6. The method according to claims 1 to 5, characterized in that the polymerization device is selected from tubular reactors, loop reactors and reactors, which simultaneously have mixing and conveying properties.

7. The method according to claims 1 to 6, characterized in that the feed of the mixture of isobutene, inert solvent, Lewis acid catalyst, co-catalyst and optionally further polymerization-controlling additives from the mixing device in the polymerization at the top, at the bottom or at the

Side of the polymerization takes place.

8. The method according to claims 1 to 7, characterized in that the adjustment and keeping constant the polymerization temperature by cooling serving as a carrier liquid inert solvent in a cooling circuit via an external heat exchanger with or without bypass heat exchanger, by boiling cooling or by wall cooling of the polymerization ,

9. A process according to claims 1 to 8, wherein the polymerization is carried out at temperatures of -1 10 ° C to -140 ° C or less than -160 ° C to -185 ° C.

A process according to claims 1 to 9, wherein the inert solvent (b) is selected from C 1 to C 8 hydrocarbons, halogenated C 1 to C 8 hydrocarbons, and mixtures thereof.

1 1. Process according to Claims 1 to 10, wherein the polymerization catalyst complex (c) used is a Lewis acid complex based on boron trifluoride, iron halides, aluminum trihalides or aluminum alkyl halides or a Lewis acid in combination with organic sulfonic acids, in each case together with suitable cosolvents.
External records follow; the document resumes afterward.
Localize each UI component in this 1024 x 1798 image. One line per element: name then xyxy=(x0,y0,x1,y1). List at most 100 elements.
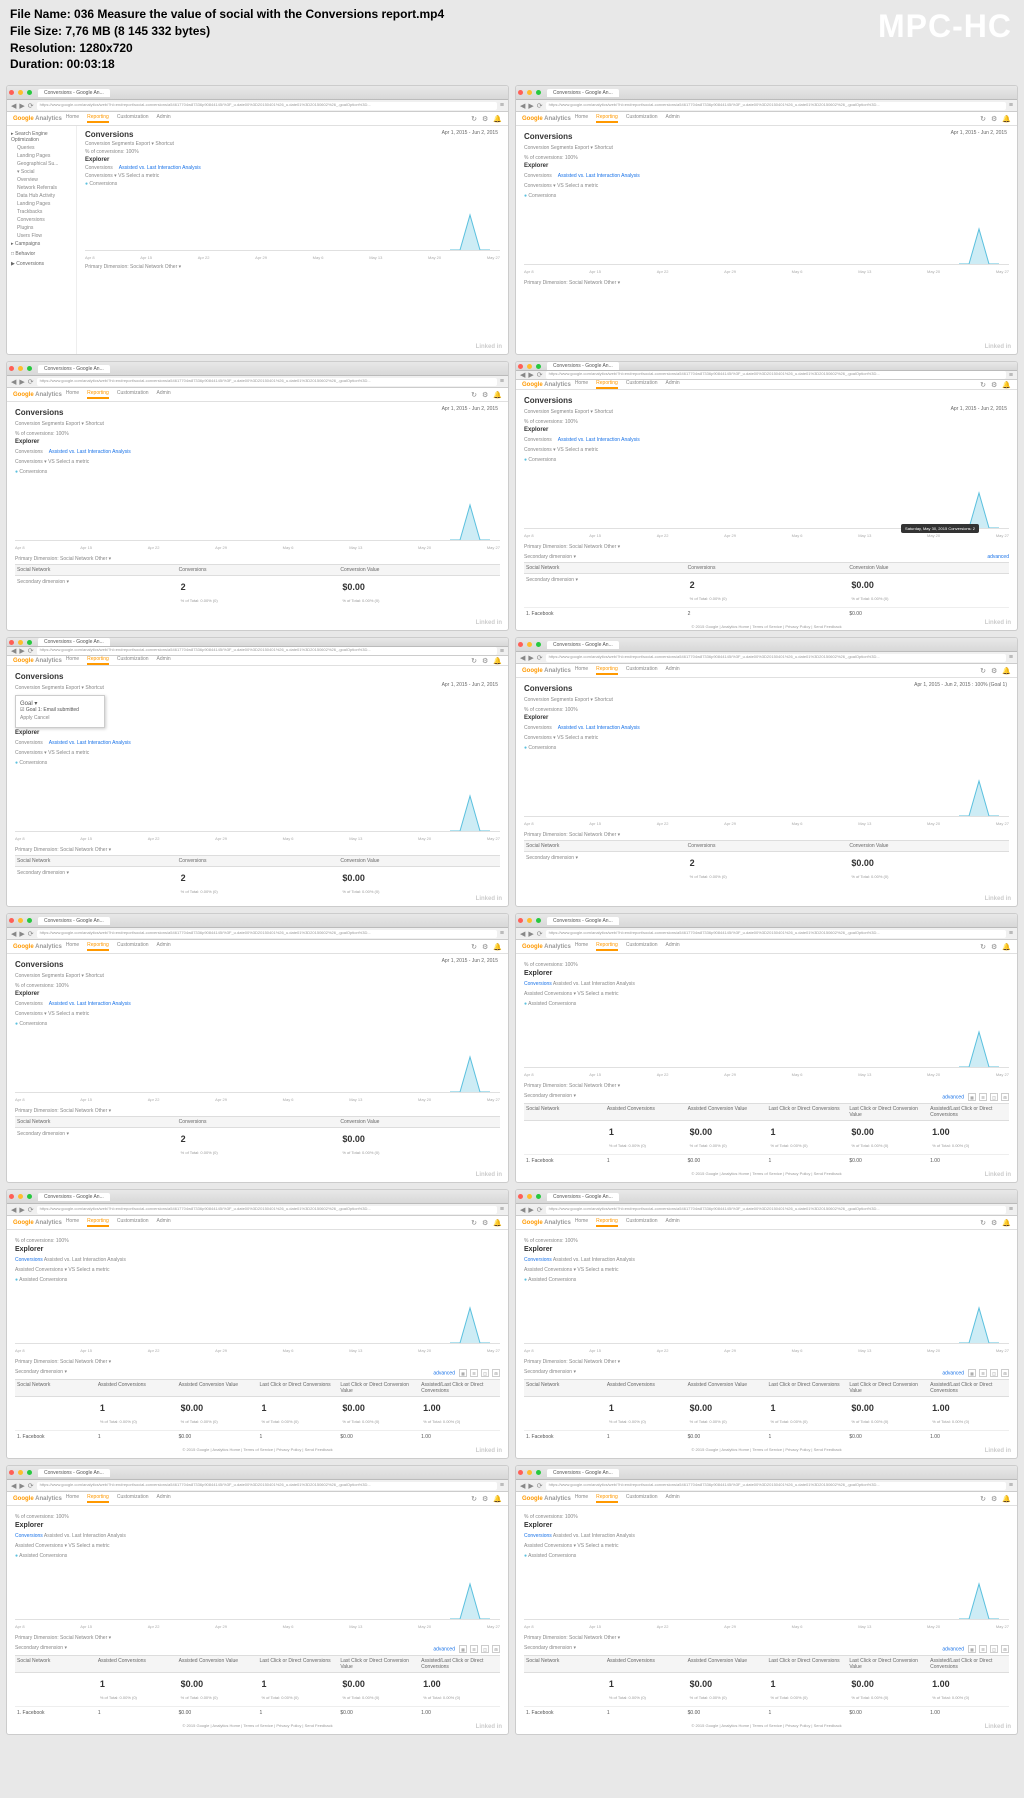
nav-reporting[interactable]: Reporting xyxy=(596,380,618,389)
tab-assisted[interactable]: Assisted vs. Last Interaction Analysis xyxy=(49,449,131,455)
reload-icon[interactable]: ⟳ xyxy=(28,1206,34,1214)
refresh-icon[interactable]: ↻ xyxy=(471,943,477,951)
reload-icon[interactable]: ⟳ xyxy=(537,371,543,379)
nav-admin[interactable]: Admin xyxy=(666,666,680,675)
browser-tab[interactable]: Conversions - Google An... xyxy=(547,1193,619,1201)
tab-conversions[interactable]: Conversions xyxy=(524,437,552,443)
minimize-icon[interactable] xyxy=(18,1470,23,1475)
url-field[interactable]: https://www.google.com/analytics/web/?hl… xyxy=(37,378,497,386)
maximize-icon[interactable] xyxy=(536,90,541,95)
reload-icon[interactable]: ⟳ xyxy=(537,1206,543,1214)
forward-icon[interactable]: ▶ xyxy=(19,378,24,386)
nav-admin[interactable]: Admin xyxy=(157,1218,171,1227)
reload-icon[interactable]: ⟳ xyxy=(28,1482,34,1490)
forward-icon[interactable]: ▶ xyxy=(528,654,533,662)
maximize-icon[interactable] xyxy=(27,1194,32,1199)
nav-reporting[interactable]: Reporting xyxy=(596,1218,618,1227)
settings-icon[interactable]: ⚙ xyxy=(482,391,488,399)
minimize-icon[interactable] xyxy=(527,642,532,647)
maximize-icon[interactable] xyxy=(27,366,32,371)
date-range[interactable]: Apr 1, 2015 - Jun 2, 2015 xyxy=(442,958,498,964)
sidebar-item[interactable]: Overview xyxy=(11,176,72,184)
nav-admin[interactable]: Admin xyxy=(666,1218,680,1227)
url-field[interactable]: https://www.google.com/analytics/web/?hl… xyxy=(37,102,497,110)
tab-assisted[interactable]: Assisted vs. Last Interaction Analysis xyxy=(558,437,640,443)
nav-customization[interactable]: Customization xyxy=(626,1494,658,1503)
notifications-icon[interactable]: 🔔 xyxy=(1002,667,1011,675)
browser-tab[interactable]: Conversions - Google An... xyxy=(547,641,619,649)
tab-conversions[interactable]: Conversions xyxy=(15,449,43,455)
view-mode-icon[interactable]: ☰ xyxy=(470,1645,478,1653)
close-icon[interactable] xyxy=(518,1470,523,1475)
close-icon[interactable] xyxy=(518,918,523,923)
view-mode-icon[interactable]: ⊞ xyxy=(492,1369,500,1377)
maximize-icon[interactable] xyxy=(27,1470,32,1475)
nav-customization[interactable]: Customization xyxy=(117,942,149,951)
primary-dimension[interactable]: Primary Dimension: Social Network Other … xyxy=(15,847,500,853)
metric-selector[interactable]: Conversions ▾ VS Select a metric xyxy=(85,173,500,179)
refresh-icon[interactable]: ↻ xyxy=(471,1495,477,1503)
sidebar-item[interactable]: ▶ Conversions xyxy=(11,260,72,268)
table-row[interactable]: 1. Facebook1$0.001$0.001.00 xyxy=(524,1154,1009,1167)
maximize-icon[interactable] xyxy=(536,918,541,923)
export-bar[interactable]: Conversion Segments Export ▾ Shortcut xyxy=(15,685,500,691)
view-mode-icon[interactable]: ☰ xyxy=(979,1645,987,1653)
nav-admin[interactable]: Admin xyxy=(157,390,171,399)
tab-conversions[interactable]: Conversions xyxy=(15,740,43,746)
view-mode-icon[interactable]: ⊞ xyxy=(492,1645,500,1653)
close-icon[interactable] xyxy=(9,1470,14,1475)
tab-assisted[interactable]: Assisted vs. Last Interaction Analysis xyxy=(49,740,131,746)
settings-icon[interactable]: ⚙ xyxy=(482,943,488,951)
nav-admin[interactable]: Admin xyxy=(157,1494,171,1503)
nav-home[interactable]: Home xyxy=(66,390,79,399)
forward-icon[interactable]: ▶ xyxy=(528,102,533,110)
sidebar-item[interactable]: ▸ Campaigns xyxy=(11,240,72,248)
minimize-icon[interactable] xyxy=(527,364,532,369)
notifications-icon[interactable]: 🔔 xyxy=(493,1219,502,1227)
date-range[interactable]: Apr 1, 2015 - Jun 2, 2015 xyxy=(951,130,1007,136)
view-mode-icon[interactable]: ⊞ xyxy=(1001,1645,1009,1653)
nav-home[interactable]: Home xyxy=(575,1218,588,1227)
nav-home[interactable]: Home xyxy=(66,1494,79,1503)
nav-home[interactable]: Home xyxy=(575,666,588,675)
close-icon[interactable] xyxy=(9,90,14,95)
refresh-icon[interactable]: ↻ xyxy=(980,943,986,951)
view-mode-icon[interactable]: ◫ xyxy=(481,1645,489,1653)
url-field[interactable]: https://www.google.com/analytics/web/?hl… xyxy=(546,654,1006,662)
view-mode-icon[interactable]: ☰ xyxy=(470,1369,478,1377)
url-field[interactable]: https://www.google.com/analytics/web/?hl… xyxy=(37,1482,497,1490)
notifications-icon[interactable]: 🔔 xyxy=(493,657,502,665)
notifications-icon[interactable]: 🔔 xyxy=(1002,381,1011,389)
maximize-icon[interactable] xyxy=(27,640,32,645)
tab-conversions[interactable]: Conversions xyxy=(85,165,113,171)
forward-icon[interactable]: ▶ xyxy=(528,930,533,938)
nav-customization[interactable]: Customization xyxy=(626,114,658,123)
back-icon[interactable]: ◀ xyxy=(520,930,525,938)
forward-icon[interactable]: ▶ xyxy=(19,1482,24,1490)
reload-icon[interactable]: ⟳ xyxy=(537,930,543,938)
view-mode-icon[interactable]: ▦ xyxy=(968,1645,976,1653)
notifications-icon[interactable]: 🔔 xyxy=(493,391,502,399)
menu-icon[interactable]: ≡ xyxy=(500,378,504,385)
url-field[interactable]: https://www.google.com/analytics/web/?hl… xyxy=(37,930,497,938)
reload-icon[interactable]: ⟳ xyxy=(537,1482,543,1490)
close-icon[interactable] xyxy=(518,90,523,95)
sidebar-item[interactable]: Conversions xyxy=(11,216,72,224)
nav-reporting[interactable]: Reporting xyxy=(596,114,618,123)
nav-admin[interactable]: Admin xyxy=(157,114,171,123)
maximize-icon[interactable] xyxy=(536,642,541,647)
tab-assisted[interactable]: Assisted vs. Last Interaction Analysis xyxy=(119,165,201,171)
minimize-icon[interactable] xyxy=(527,1470,532,1475)
browser-tab[interactable]: Conversions - Google An... xyxy=(547,362,619,370)
nav-admin[interactable]: Admin xyxy=(157,656,171,665)
metric-selector[interactable]: Conversions ▾ VS Select a metric xyxy=(524,447,1009,453)
url-field[interactable]: https://www.google.com/analytics/web/?hl… xyxy=(546,930,1006,938)
sidebar-item[interactable]: Geographical Su... xyxy=(11,160,72,168)
settings-icon[interactable]: ⚙ xyxy=(991,115,997,123)
nav-admin[interactable]: Admin xyxy=(666,942,680,951)
metric-selector[interactable]: Conversions ▾ VS Select a metric xyxy=(15,750,500,756)
back-icon[interactable]: ◀ xyxy=(520,371,525,379)
view-mode-icon[interactable]: ◫ xyxy=(990,1645,998,1653)
settings-icon[interactable]: ⚙ xyxy=(991,943,997,951)
minimize-icon[interactable] xyxy=(18,1194,23,1199)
Catalysts used. 23

 12. The method according to claims 1 to 1 1, wherein the polymerization in the presence of at least one of the polymerization-controlling additives at least one reaction accelerator in the form of an ethylenically saturated hydrocarbon compound containing at least one oxygen atom and no abstractable proton, and / or

(e) at least one chain length regulator which contains at least one tertiary

 contains olefinic carbon atom carried out.

13. The method according to claims 1 to 12, characterized in that one discharges the isobutene homopolymers produced from the polymerization at temperatures of less than -80 ° C and thereby completely or largely separated from the inert solvent and then optionally a thermal cleaning process at temperatures of more than + 80 ° C.

14. The method according to claim 13, characterized in that one carries out the complete or extensive separation of the isobutene homopolymers produced by the inert solvent with the aid of screens, filters, centrifuges, extruders, kneaders, blades, sedimentation o- and Aufschwimmbecken.

15. The method according to claim 13 or 14, characterized in that one carries out the complete or extensive separation of the isobutene homopolymers produced by the inert solvent in a relative to the horizontal inclined extruder or kneader, wherein the tougher polymer in the conveying direction of the extruder or kneader moved up while the less viscous inert solvent moves against the conveying direction of the extruder or kneader down.